For breakfast, Havik served a traditional Rolusdrean staple of a surprisingly spicy bean soup served with spongy bread. He sliced up a bitter green fruit she didn’t care for. Her experience with the local cuisine had been a success, other than Havik insisting on eating that bitter fruit with every meal. That, and the fermented yeasty paste he slathered on the bread. Ugh. She was all for new experiences and exploring food, but that stuff smelled rank. It was just as well that he limited his shipboard diet to instant noodles. She didn’t relish that sour yeast smell circulating through the ship.
“I don’t know why you lived off those instant noodles on the ship. You’re a good cook.”
“I am not. This is an easy meal to prepare.” He waved to the open soup carton on the counter.
“You don’t harvest heirloom, organic ingredients every morning at dawn? Gasp.
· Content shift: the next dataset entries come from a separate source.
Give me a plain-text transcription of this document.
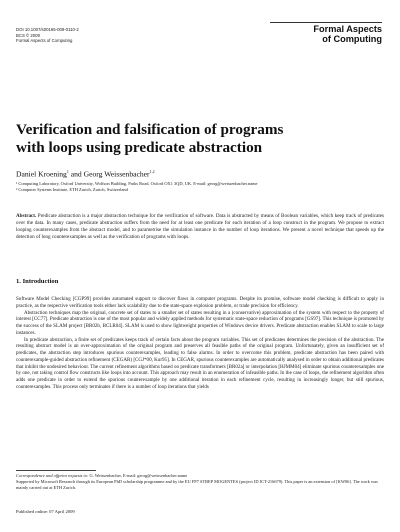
DOI 10.1007/s00165-009-0110-2
BCS © 2009
Formal Aspects of Computing
Formal Aspects
of Computing
Verification and falsification of programs
with loops using predicate abstraction
Daniel Kroening$^1$ and Georg Weissenbacher$^{1,2}$
¹ Computing Laboratory, Oxford University, Wolfson Building, Parks Road, Oxford OX1 3QD, UK. E-mail: georg@weissenbacher.name
² Computer Systems Institute, ETH Zurich, Zurich, Switzerland
Abstract. Predicate abstraction is a major abstraction technique for the verification of software. Data is abstracted by means of Boolean variables, which keep track of predicates over the data. In many cases, predicate abstraction suffers from the need for at least one predicate for each iteration of a loop construct in the program. We propose to extract looping counterexamples from the abstract model, and to parametrise the simulation instance in the number of loop iterations. We present a novel technique that speeds up the detection of long counterexamples as well as the verification of programs with loops.
1. Introduction

Software Model Checking [CGP99] provides automated support to discover flaws in computer programs. Despite its promise, software model checking is difficult to apply in practice, as the respective verification tools either lack scalability due to the state-space explosion problem, or trade precision for efficiency.

Abstraction techniques map the original, concrete set of states to a smaller set of states resulting in a (conservative) approximation of the system with respect to the property of interest [CC77]. Predicate abstraction is one of the most popular and widely applied methods for systematic state-space reduction of programs [GS97]. This technique is promoted by the success of the SLAM project [BR02b, BCLR04]. SLAM is used to show lightweight properties of Windows device drivers. Predicate abstraction enables SLAM to scale to large instances.

In predicate abstraction, a finite set of predicates keeps track of certain facts about the program variables. This set of predicates determines the precision of the abstraction. The resulting abstract model is an over-approximation of the original program and preserves all feasible paths of the original program. Unfortunately, given an insufficient set of predicates, the abstraction step introduces spurious counterexamples, leading to false alarms. In order to overcome this problem, predicate abstraction has been paired with counterexample-guided abstraction refinement (CEGAR) [CGJ*00, Kur95]. In CEGAR, spurious counterexamples are automatically analysed in order to obtain additional predicates that inhibit the undesired behaviour. The current refinement algorithms based on predicate transformers [BR02a] or interpolation [HJMM04] eliminate spurious counterexamples one by one, not taking control flow constructs like loops into account. This approach may result in an enumeration of infeasible paths. In the case of loops, the refinement algorithm often adds one predicate in order to extend the spurious counterexample by one additional iteration in each refinement cycle, resulting in increasingly longer, but still spurious, counterexamples. This process only terminates if there is a number of loop iterations that yields

Correspondence and offprint requests to: G. Weissenbacher, E-mail: georg@weissenbacher.name
Supported by Microsoft Research through its European PhD scholarship programme and by the EU FP7 STREP MOGENTES (project ID ICT-216679). This paper is an extension of [KW06]. The work was mainly carried out at ETH Zurich.
Published online: 07 April 2009
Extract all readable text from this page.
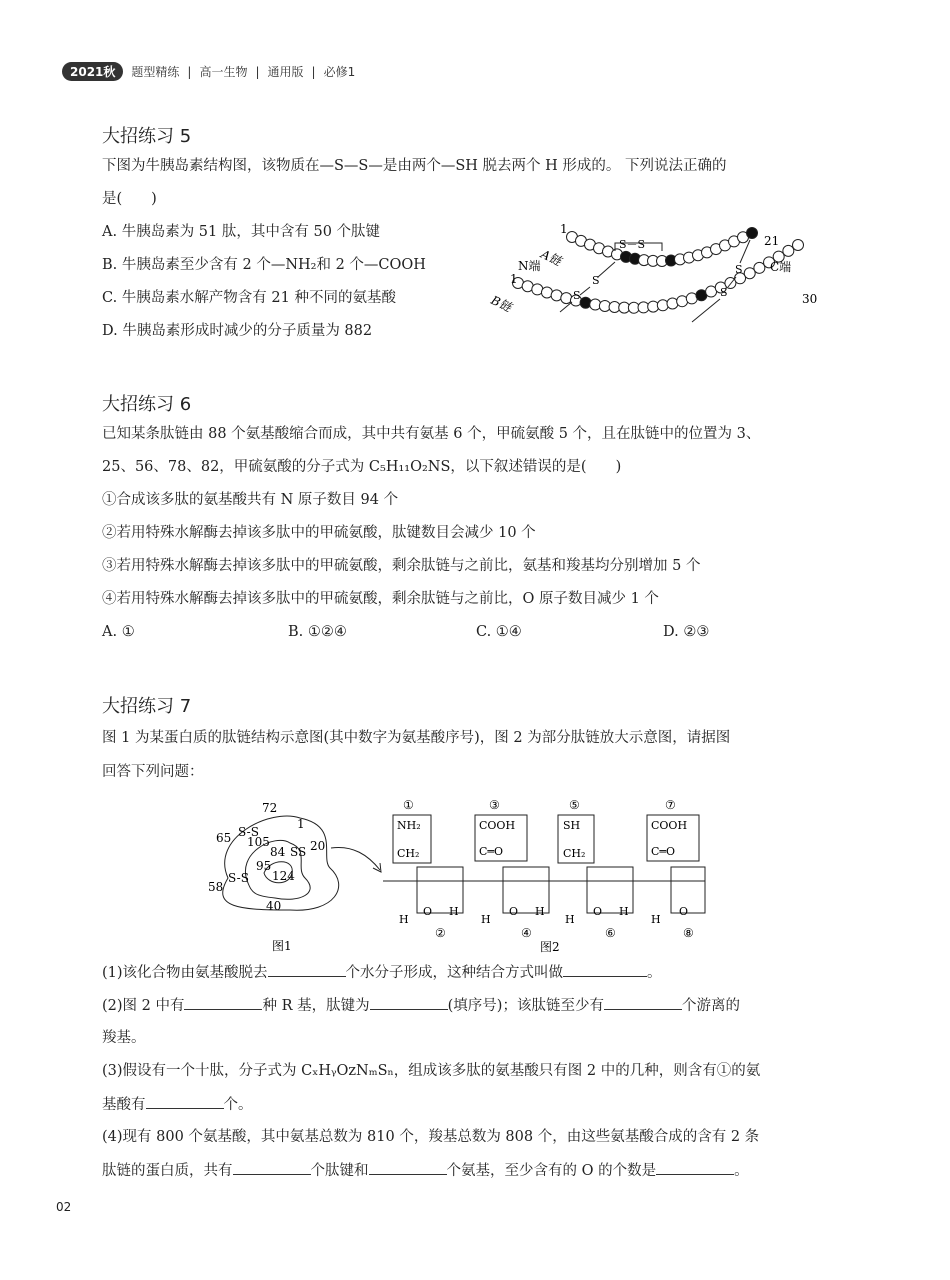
2021秋	题型精练 | 高一生物 | 通用版 | 必修1
大招练习 5
下图为牛胰岛素结构图，该物质在—S—S—是由两个—SH 脱去两个 H 形成的。 下列说法正确的
是(　　)
A. 牛胰岛素为 51 肽，其中含有 50 个肽键
B. 牛胰岛素至少含有 2 个—NH₂和 2 个—COOH
C. 牛胰岛素水解产物含有 21 种不同的氨基酸
D. 牛胰岛素形成时减少的分子质量为 882
1
21
1
30
A链
B链
N端	C端
S－S
S
S
S
S
大招练习 6
已知某条肽链由 88 个氨基酸缩合而成，其中共有氨基 6 个，甲硫氨酸 5 个，且在肽链中的位置为 3、
25、56、78、82，甲硫氨酸的分子式为 C₅H₁₁O₂NS，以下叙述错误的是(　　)
①合成该多肽的氨基酸共有 N 原子数目 94 个
②若用特殊水解酶去掉该多肽中的甲硫氨酸，肽键数目会减少 10 个
③若用特殊水解酶去掉该多肽中的甲硫氨酸，剩余肽链与之前比，氨基和羧基均分别增加 5 个
④若用特殊水解酶去掉该多肽中的甲硫氨酸，剩余肽链与之前比，O 原子数目减少 1 个
A. ①	B. ①②④	C. ①④	D. ②③
大招练习 7
图 1 为某蛋白质的肽链结构示意图(其中数字为氨基酸序号)，图 2 为部分肽链放大示意图，请据图
回答下列问题：
72
1
65 S-S
105
84 SS 20
95
124
S-S
58
40
图1
①	③	⑤	⑦
NH₂
CH₂
COOH
C═O
SH
CH₂
COOH
C═O
H
O H
H
O H
H
O H
H
O
②	④	⑥	⑧
图2
(1)该化合物由氨基酸脱去	个水分子形成，这种结合方式叫做	。
(2)图 2 中有	种 R 基，肽键为	(填序号)；该肽链至少有	个游离的
羧基。
(3)假设有一个十肽，分子式为 CₓHᵧOzNₘSₙ，组成该多肽的氨基酸只有图 2 中的几种，则含有①的氨
基酸有	个。
(4)现有 800 个氨基酸，其中氨基总数为 810 个，羧基总数为 808 个，由这些氨基酸合成的含有 2 条
肽链的蛋白质，共有	个肽键和	个氨基，至少含有的 O 的个数是	。
02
I am shocked. Shook, even,” she said in a dry tone. A meal made for her by someone else, even just heating something right out of the package, was a meal made—or reheated, as the case may be—with love and therefore the best. “So, tell me about this mysterious appointment?”
“If you were eating instead of talking, you’d know by now.”
The big red tease. Still, Thalia slurped down her breakfast soup and shoved the bread in her mouth. “Ready.”
Despite being under a dome, the village had a quaint feel with narrow, twisty streets. Plaster walls were painted a riot of colors, everything from a soft white that glowed in the sun, to vivid blues, purples, and enchanting greens. No color seemed off-limits and it charmed Thalia to her core.
With no weather inside the dome, tables and chairs spilled onto the street. People seemed to live outside on patios, balconies, and gardens. Narrow alleys opened into unexpected courtyards, cluttered with greenery and benches.